A careful history and physical examination with particular attention to the neurovascular and chest examination are vital [9, 10, 12, 13]. In trauma, routine chest radiographs are part of the initial imaging series; however, patients presenting with isolated injuries may not receive a standard chest film. Making a chest radiograph part of the standard imaging series in these patients may be necessary and warrants further investigation [11].

Most fractures of the clavicle can be treated conservatively with good results. Fractures sustained by adults are usually harder to treat than those of children. The bones displace more easily and take longer to heal. Nevertheless, operative treatment is only occasionally indicated, in cases with a risk of perforation of the skin, neurovascular complications, and pseudarthrosis. Most complications occur with operative treatment and include nonunion and infection. Neurovascular complications are uncommon but not exceptional [6]. Usually, clavicle fractures heal uneventfully and are rarely complicated by significant morbidity [14].
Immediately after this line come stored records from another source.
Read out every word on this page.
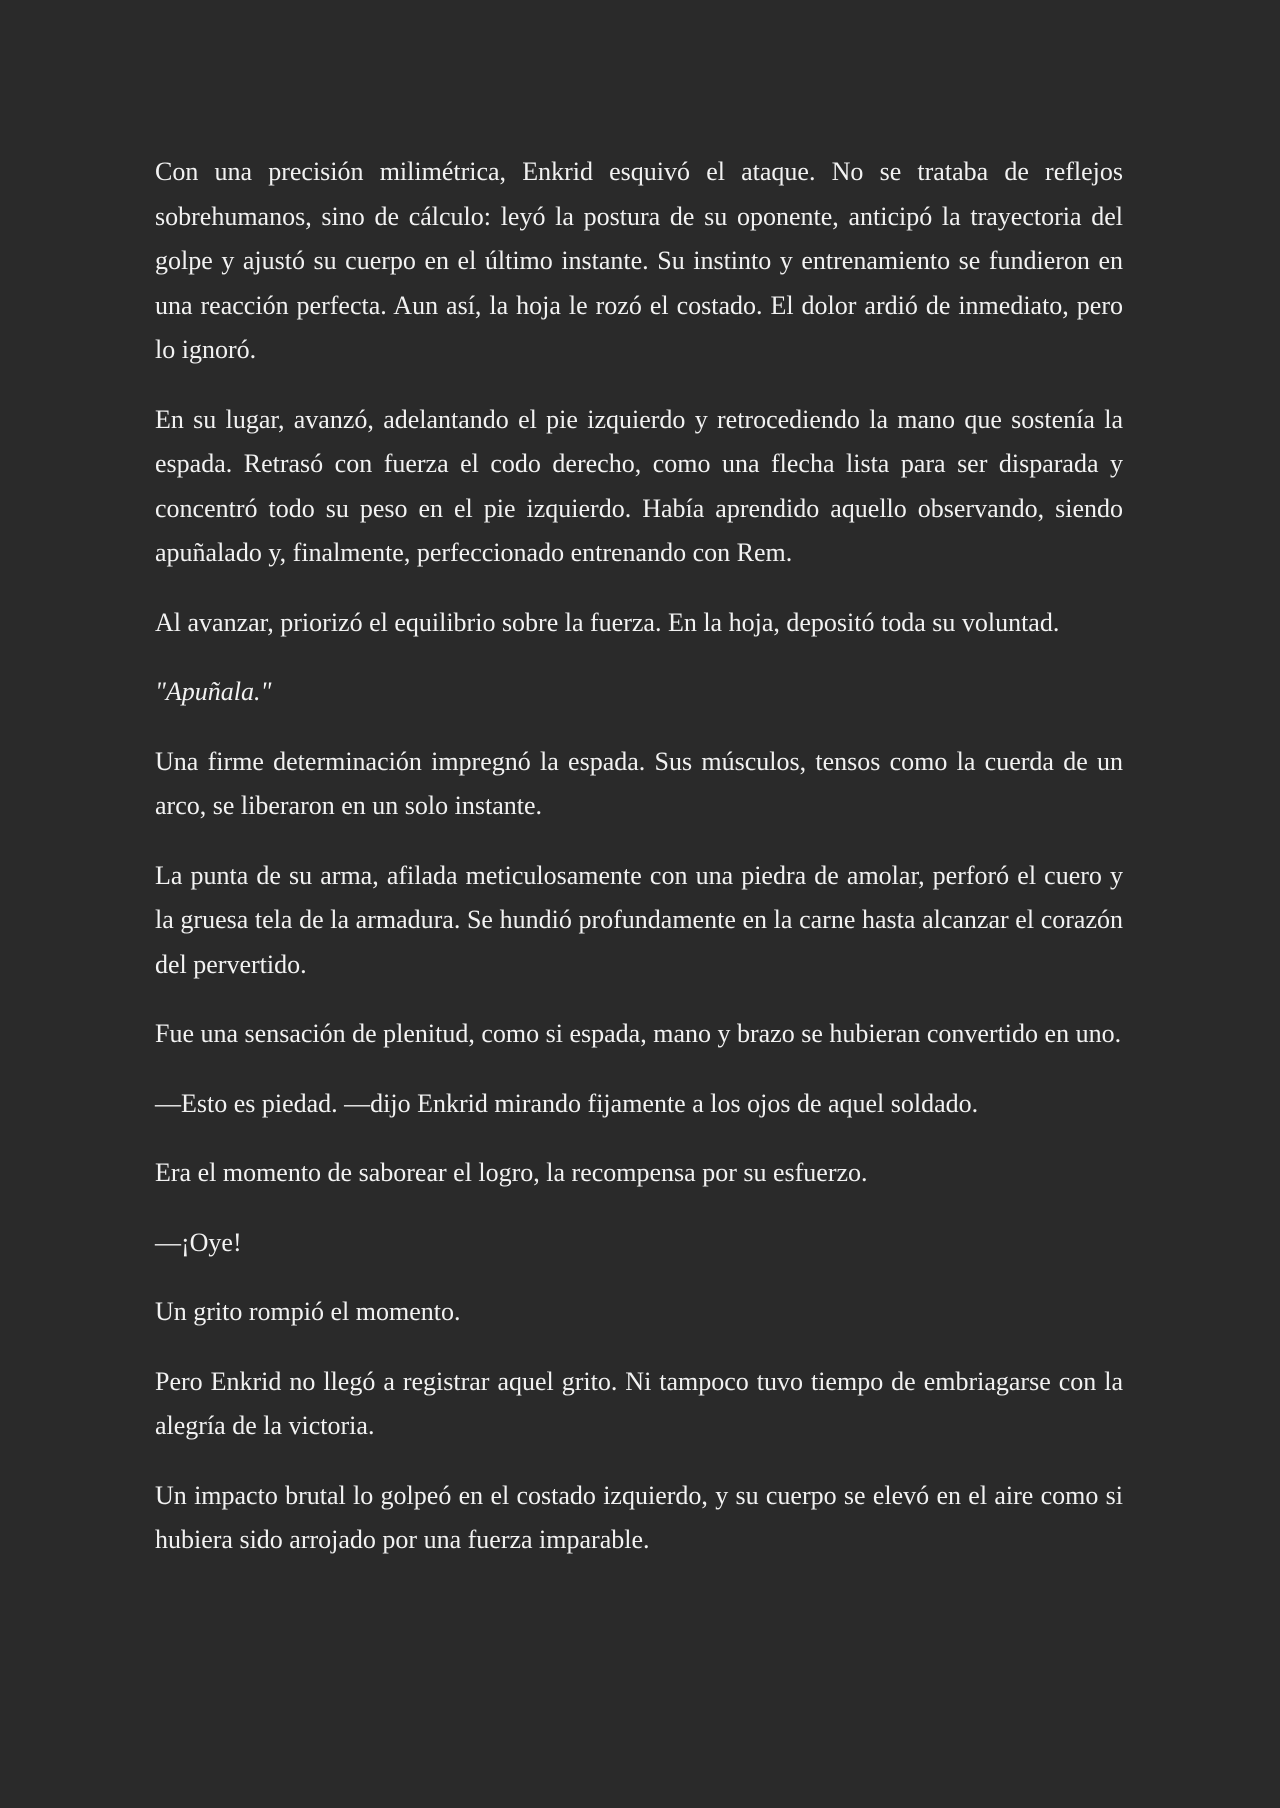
Con una precisión milimétrica, Enkrid esquivó el ataque. No se trataba de reflejos sobrehumanos, sino de cálculo: leyó la postura de su oponente, anticipó la trayectoria del golpe y ajustó su cuerpo en el último instante. Su instinto y entrenamiento se fundieron en una reacción perfecta. Aun así, la hoja le rozó el costado. El dolor ardió de inmediato, pero lo ignoró.

En su lugar, avanzó, adelantando el pie izquierdo y retrocediendo la mano que sostenía la espada. Retrasó con fuerza el codo derecho, como una flecha lista para ser disparada y concentró todo su peso en el pie izquierdo. Había aprendido aquello observando, siendo apuñalado y, finalmente, perfeccionado entrenando con Rem.

Al avanzar, priorizó el equilibrio sobre la fuerza. En la hoja, depositó toda su voluntad.

"Apuñala."

Una firme determinación impregnó la espada. Sus músculos, tensos como la cuerda de un arco, se liberaron en un solo instante.

La punta de su arma, afilada meticulosamente con una piedra de amolar, perforó el cuero y la gruesa tela de la armadura. Se hundió profundamente en la carne hasta alcanzar el corazón del pervertido.

Fue una sensación de plenitud, como si espada, mano y brazo se hubieran convertido en uno.

—Esto es piedad. —dijo Enkrid mirando fijamente a los ojos de aquel soldado.

Era el momento de saborear el logro, la recompensa por su esfuerzo.

—¡Oye!

Un grito rompió el momento.

Pero Enkrid no llegó a registrar aquel grito. Ni tampoco tuvo tiempo de embriagarse con la alegría de la victoria.

Un impacto brutal lo golpeó en el costado izquierdo, y su cuerpo se elevó en el aire como si hubiera sido arrojado por una fuerza imparable.
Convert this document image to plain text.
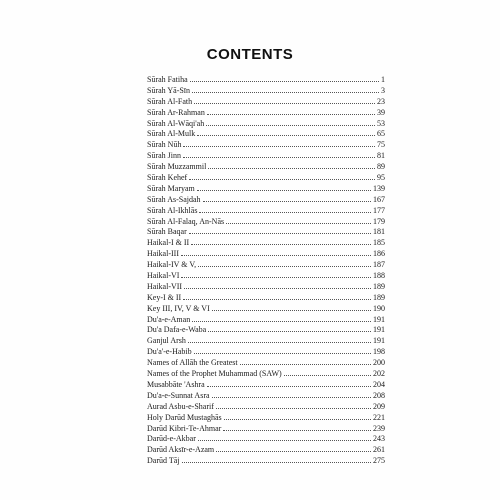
CONTENTS
Sūrah Fatiha	1
Sūrah Yā-Sīn	3
Sūrah Al-Fath	23
Sūrah Ar-Rahman	39
Sūrah Al-Wāqi'ah	53
Sūrah Al-Mulk	65
Sūrah Nūh	75
Sūrah Jinn	81
Sūrah Muzzammil	89
Sūrah Kehef	95
Sūrah Maryam	139
Sūrah As-Sajdah	167
Sūrah Al-Ikhlās	177
Sūrah Al-Falaq, An-Nās	179
Sūrah Baqar	181
Haikal-I & II	185
Haikal-III	186
Haikal-IV & V,	187
Haikal-VI	188
Haikal-VII	189
Key-I & II	189
Key III, IV, V & VI	190
Du'a-e-Aman	191
Du'a Dafa-e-Waba	191
Ganjul Arsh	191
Du'a'-e-Habib	198
Names of Allāh the Greatest	200
Names of the Prophet Muhammad (SAW)	202
Musabbāte 'Ashra	204
Du'a-e-Sunnat Asra	208
Aurad Asbu-e-Sharif	209
Holy Darūd Mustaghās	221
Darūd Kibri-Te-Ahmar	239
Darūd-e-Akbar	243
Darūd Aksīr-e-Azam	261
Darūd Tāj	275
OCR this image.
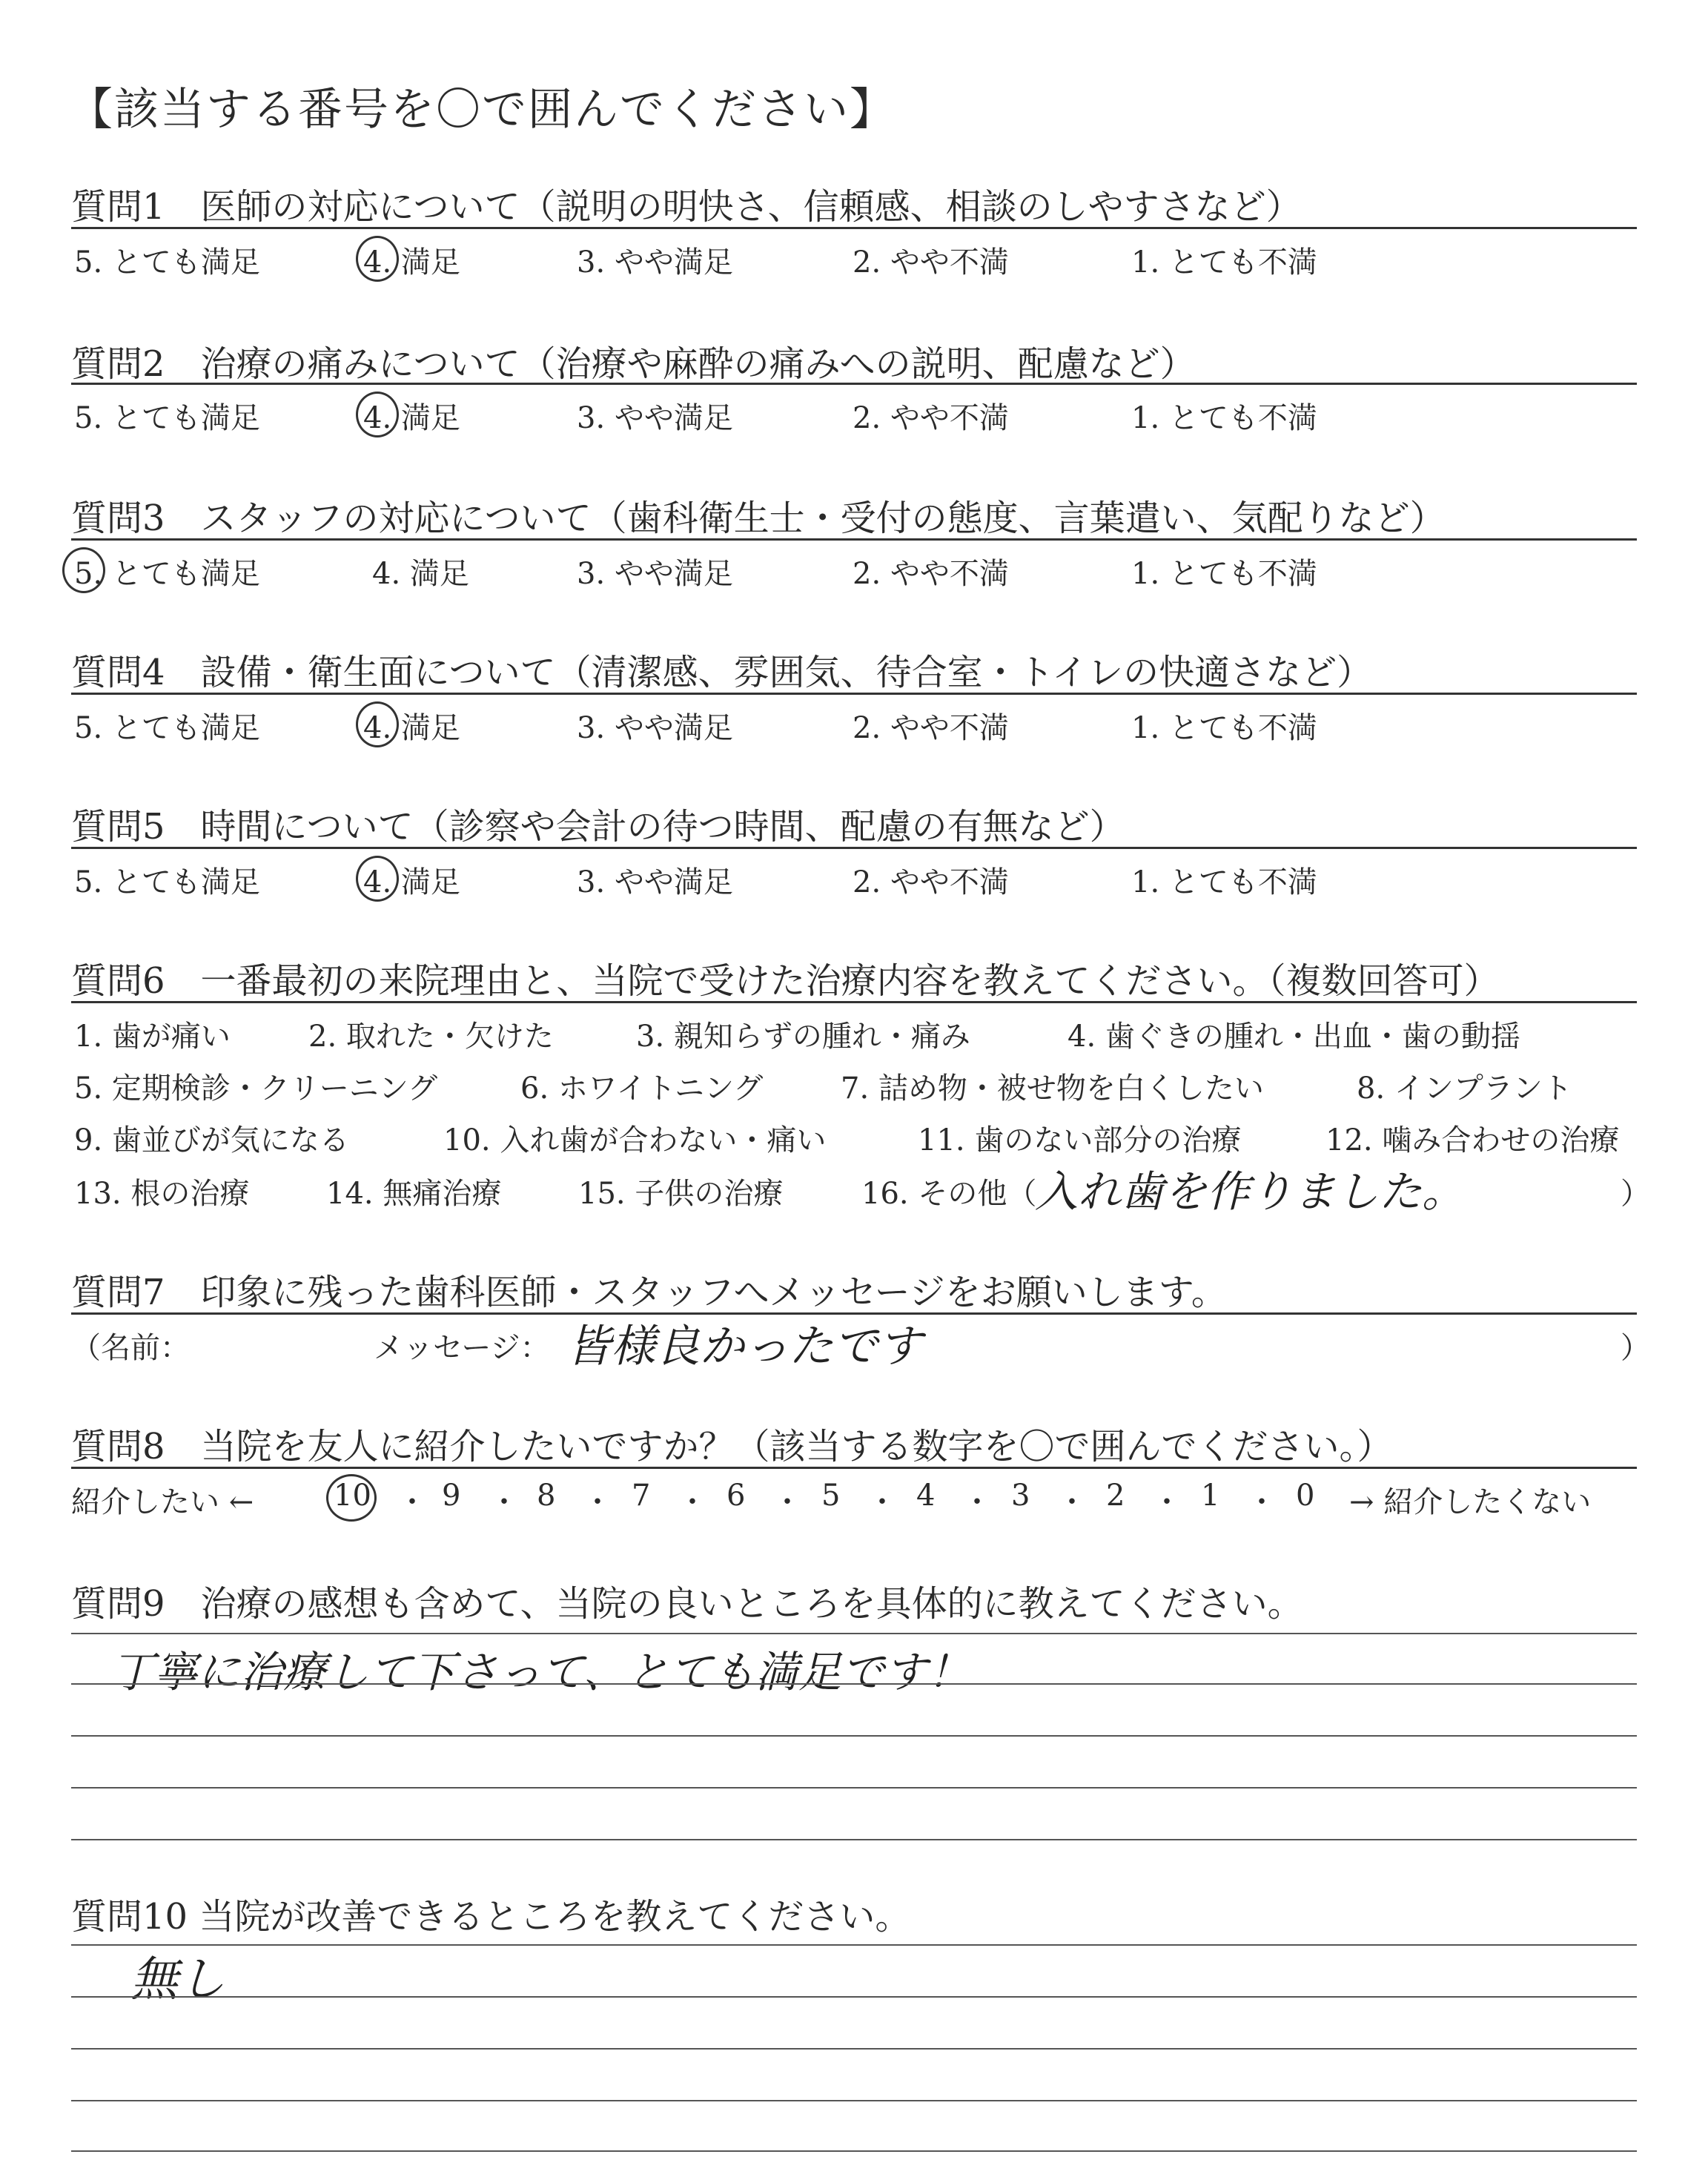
【該当する番号を〇で囲んでください】
質問1　医師の対応について（説明の明快さ、信頼感、相談のしやすさなど）
5. とても満足	4. 満足	3. やや満足	2. やや不満	1. とても不満
質問2　治療の痛みについて（治療や麻酔の痛みへの説明、配慮など）
5. とても満足	4. 満足	3. やや満足	2. やや不満	1. とても不満
質問3　スタッフの対応について（歯科衛生士・受付の態度、言葉遣い、気配りなど）
5. とても満足	4. 満足	3. やや満足	2. やや不満	1. とても不満
質問4　設備・衛生面について（清潔感、雰囲気、待合室・トイレの快適さなど）
5. とても満足	4. 満足	3. やや満足	2. やや不満	1. とても不満
質問5　時間について（診察や会計の待つ時間、配慮の有無など）
5. とても満足	4. 満足	3. やや満足	2. やや不満	1. とても不満
質問6　一番最初の来院理由と、当院で受けた治療内容を教えてください。（複数回答可）
1. 歯が痛い	2. 取れた・欠けた	3. 親知らずの腫れ・痛み	4. 歯ぐきの腫れ・出血・歯の動揺
5. 定期検診・クリーニング	6. ホワイトニング	7. 詰め物・被せ物を白くしたい	8. インプラント
9. 歯並びが気になる	10. 入れ歯が合わない・痛い	11. 歯のない部分の治療	12. 噛み合わせの治療
13. 根の治療	14. 無痛治療	15. 子供の治療	16. その他（
入れ歯を作りました。	）
質問7　印象に残った歯科医師・スタッフへメッセージをお願いします。
（名前：	メッセージ： 皆様良かったです	）
質問8　当院を友人に紹介したいですか？（該当する数字を〇で囲んでください。）
紹介したい ←	10 ・ 9 ・ 8 ・ 7 ・ 6 ・ 5 ・ 4 ・ 3 ・ 2 ・ 1 ・ 0 → 紹介したくない
質問9　治療の感想も含めて、当院の良いところを具体的に教えてください。
丁寧に治療して下さって、とても満足です！
質問10 当院が改善できるところを教えてください。
無し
In our case, the patient did not have major respiratory complaints and radiographs of the clavicle showed a displaced midshaft fracture of the left clavicle. A significant pneumothorax requiring emergency treatment by chest drain insertion was revealed only by chest CT scan. The initial chest X-ray did not find it and after several weeks, the patient recovered totally.

4. Conclusion

Patients who have sustained a clavicle fracture should be evaluated for concomitant chest, neurologic, and vascular injury. In addition to physical examination, chest radiography should be considered in the evaluation of patients with displaced clavicle fractures. In fact, as shown in our case report, pneumothorax should be considered as a potential complication and must be excluded by appropriate clinical examination and radiographs.

Competing Interests

The authors declare having no potential competing interests in relation to this paper.